We love most anything beef, pork, chicken or seafood .. any TNT recipes done on the grill pan?

TIA for any help !
 
I use mine on the grill every now and then.
Get it nice and hot, oil it before cooking,
clean it just like a cast iron skillet.
 
Thanks GF .. I was hoping to be able to do this .. can't wait to give it a try !
 
img_1259598_0_c6812fcf82e2fea37e6b734a67282319.jpg


This is what I ordered.
 
Speaking of grill pans... I'm always interested in them but when I've tried to use it (Lodge cast iron, 10"), it never quite lives up to my expectations. I know I shouldn't be expecting flavor exactly like the grill, but even the appearance I can't quite achieve. For instance, is it even possible to get results like the ones in these photos?

Staub Grill Pan | Williams-Sonoma

Staub Double-Handled Grill Pan  | Williams-Sonoma

Now, I realize that photos are always going to look better than the real thing, but still, those pictures look just like food that I would expect off an outdoor grill, with the crusty/charred bits around the edges and even more so, the browning of the meat that does not touch the grates. When I use a grill pan, I get good, solid grill marks, but the food does not brown all that much in between the lines, so it doesn't come close to real grilling. I preheat for 3 minutes on high heat and then sear for 3 minutes on each side, and usually finish in the oven. Is there something I can do differently to make my grill pan grilled foods look more like real grilled foods?
 
That's a question for MsMoffet when she stops in. I believe she uses a grill pan for a lot of her meats and I can't speak for the taste, the food itself looks outstanding, like it was cooked on a grill.
 
My meats look pretty close to those pictured.

I must say though that I wish I had gotten my grill pan with the taller sides - sheesh the messes I can make with that pan !!
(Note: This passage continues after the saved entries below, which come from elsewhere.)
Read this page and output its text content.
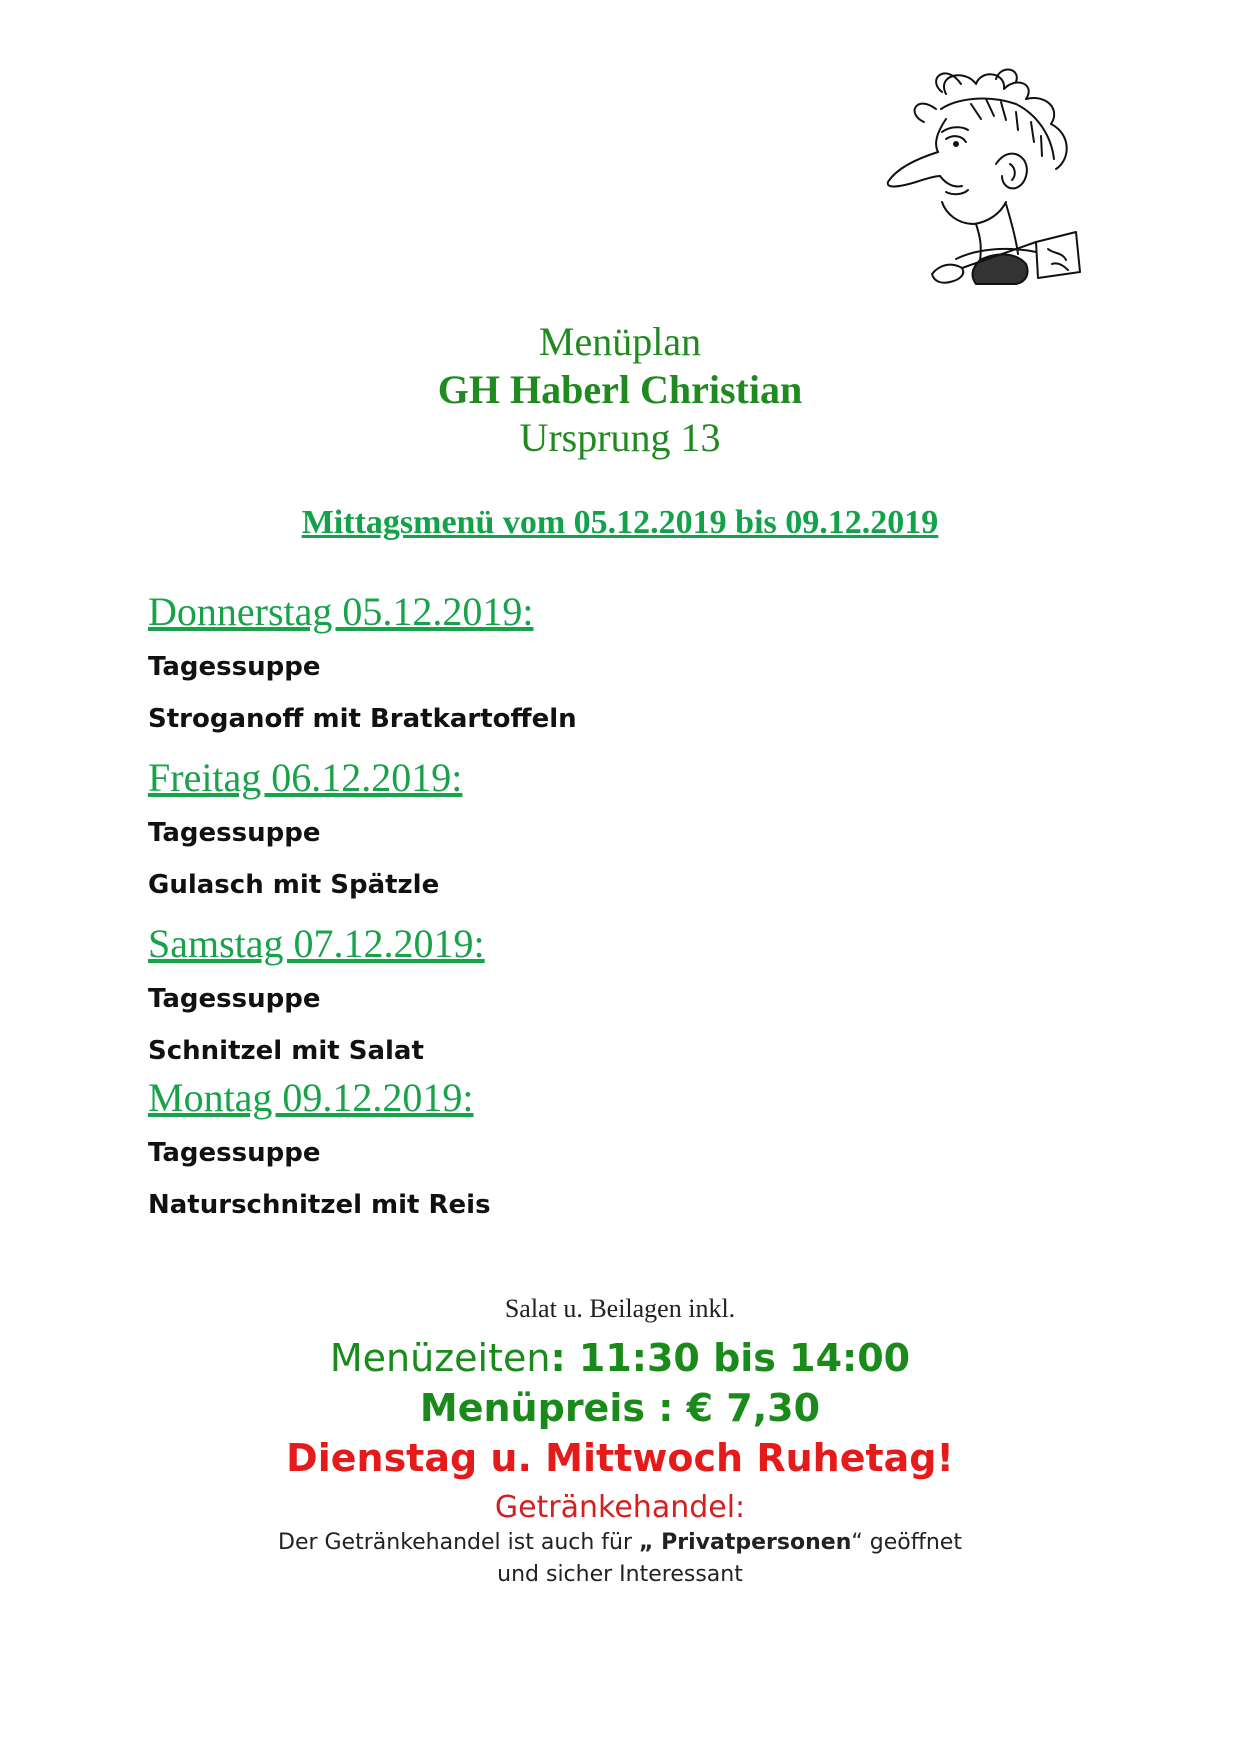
Menüplan
GH Haberl Christian
Ursprung 13
Mittagsmenü vom 05.12.2019 bis 09.12.2019
Donnerstag 05.12.2019:
Tagessuppe
Stroganoff mit Bratkartoffeln
Freitag 06.12.2019:
Tagessuppe
Gulasch mit Spätzle
Samstag 07.12.2019:
Tagessuppe
Schnitzel mit Salat
Montag 09.12.2019:
Tagessuppe
Naturschnitzel mit Reis
Salat u. Beilagen inkl.
Menüzeiten: 11:30 bis 14:00
Menüpreis : € 7,30
Dienstag u. Mittwoch Ruhetag!
Getränkehandel:
Der Getränkehandel ist auch für „ Privatpersonen“ geöffnet
und sicher Interessant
But the flavors are really good.

It's a pretty good substitute for the rainy or too cold weather to fire up the grill outside - not quite as good but better than pan frying.
 
Taller sides would make it easier to flip veggies with a spatula, too.
 
I love my grill pan! I have no trouble getting my meat to look like the photos, hot hot pan and give the meat time to sear before flipping. I really like to do chicken breasts in the pan, makes them look so pretty. I'll cook carrots in the microwave and finish them in the grill pan so i can get those neat lines. Great for hotdogs too! I frequently have to use the boiled water method to clean the bottom of the pan so that I don't scrap off all of my seasoning. I too wish I had one with a higher edge, sometimes I'll lay down towels so I don't splatter the entire stove top! Be creative and have fun.
 
I gave away my grill pan.

It doesn't taste grilled as in outdoor just puts marks on whatever you cook.

And cleaning is difficult.
 
Grill pans...I have a big round one. Wagner 11 3/8" Fat Free Fryer, made in the USA. Some Chinese and Korean cast iron ware has been found to have unacceptable amounts of lead in it. Nice grill pan. Couple ways to clean it, depending on how "clean" you want it. After it is seasoned, of course. Use hot water and a scrub brush, the long handled kind used for dishes. You can even use a brass or steel bristle scrub brush, like you use on your grill. Or, you can put an inch of water in it and bring it to a boil, let it run for a couple minutes, and turn off the burner, dump the pan, quick scrub with your brush and wipe down with an oiled cloth.
 
I would have taken your rejects gladly. They could have been used as a Panini maker.

Oh, and pizza on the grill effect. Except bake it in the oven.